Research Interests

I aim to apply my experimental framework to characterize the geomechanical properties of unconventional formations, particularly in CCS and geothermal reservoirs, as shown in the figure below. Planned projects include:

1. Rock-Fluid Sensitivity in Shale Fracturing: Traditional slickwater is ineffective for water-sensitive formations. My research focuses on foam-based fracturing fluids (CO2, N2, or dual foam) to minimize water usage and enhance fracture effectiveness, supported by the American Chemical Society (ACS) funding.

2. Acid-Rock Interaction: Hydraulic fracturing often leaves micro-fractures inaccessible to proppants. I study rock-acid interactions in calcite-rich shales to enhance conductivity, with future experiments aimed at optimizing acid solutions to increase hydrocarbon production.

3. Geomechanics and Petrophysics for CCS Caprock Integrity: Accurately estimating elastic properties is crucial for fracture design. I use Digital Image Correlation (DIC) to investigate anisotropic rock deformation and plan to apply artificial neural networks (ANN) for elastic modulus estimation, expanding findings to CCS caprock integrity and enhanced geothermal systems.

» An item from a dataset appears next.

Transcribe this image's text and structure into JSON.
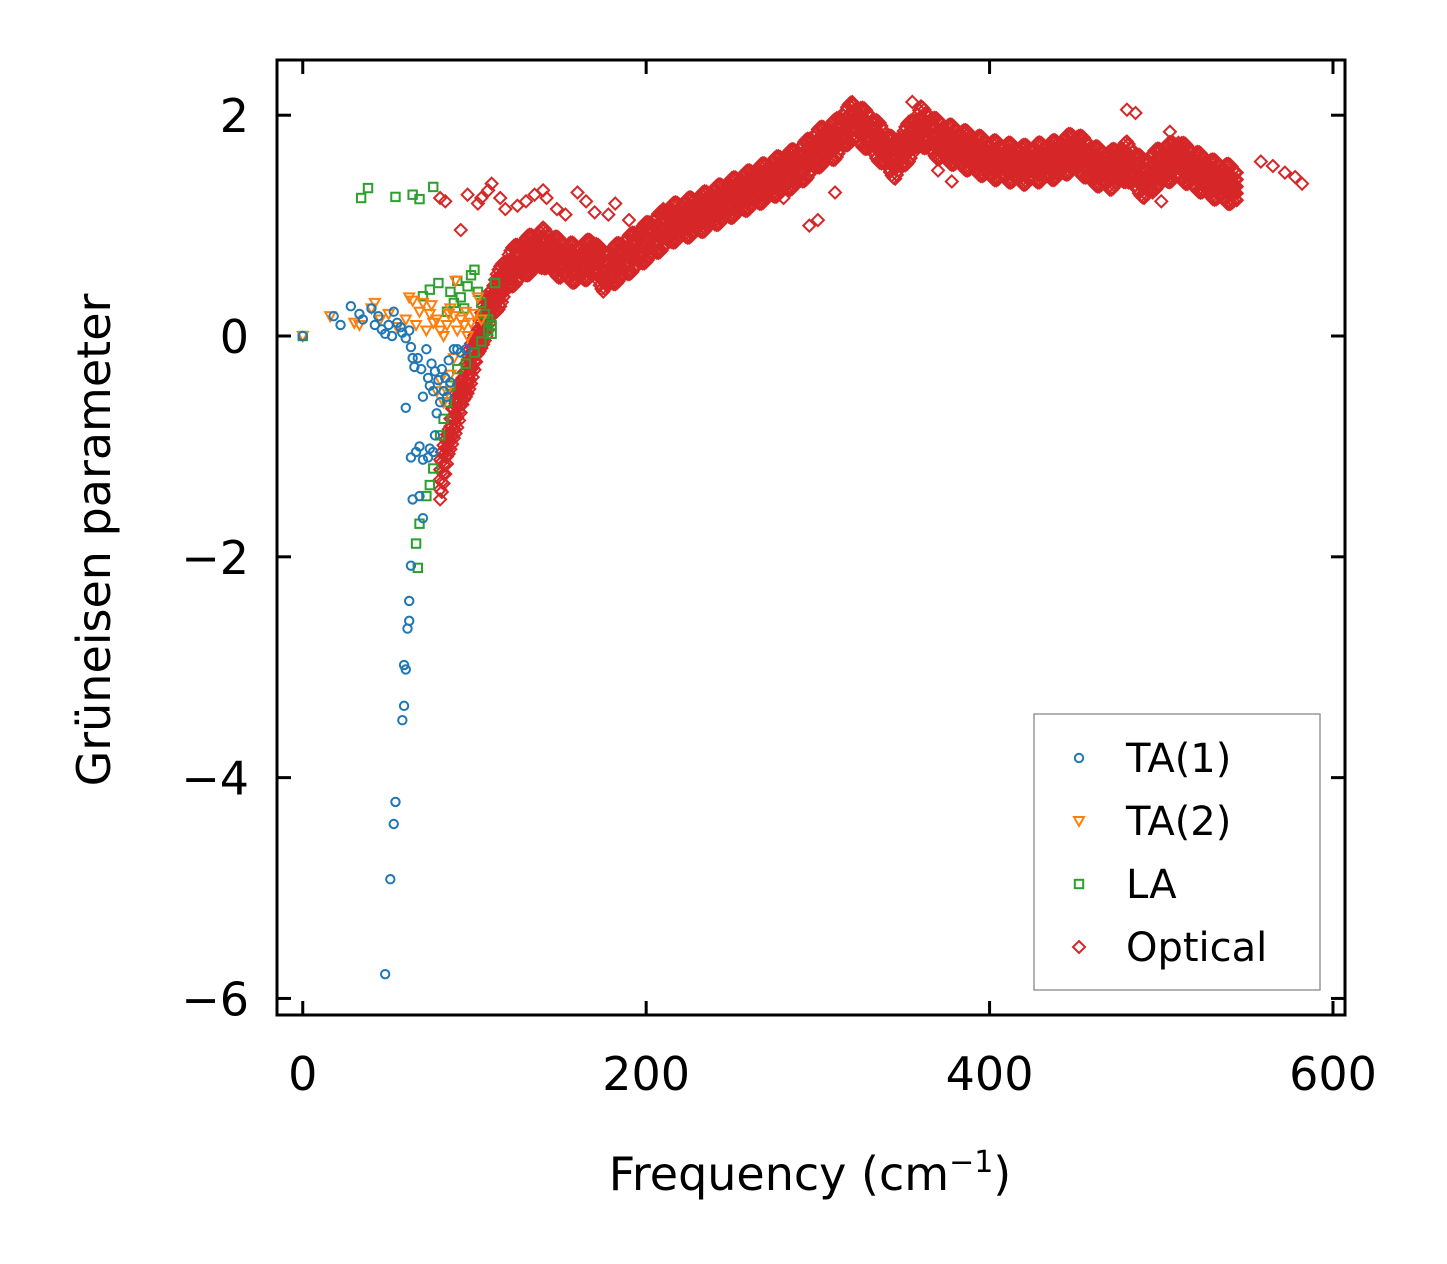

4. Fracture Propagation Numerical Investigation: I developed a 3D numerical model to analyze fracture propagation and proppant transport. Future research will integrate this model into Engineered Geothermal Systems (EGS), educational activities, and providing hands-on training for students.

5. In-Situ Cement Sheath Integrity: I focus on the long-term bond between cement and casing, vital for wellbore integrity. My method using digital image correlation investigates cement-casing-rock bonding, with plans to incorporate CT scans for a better understanding of sheath integrity.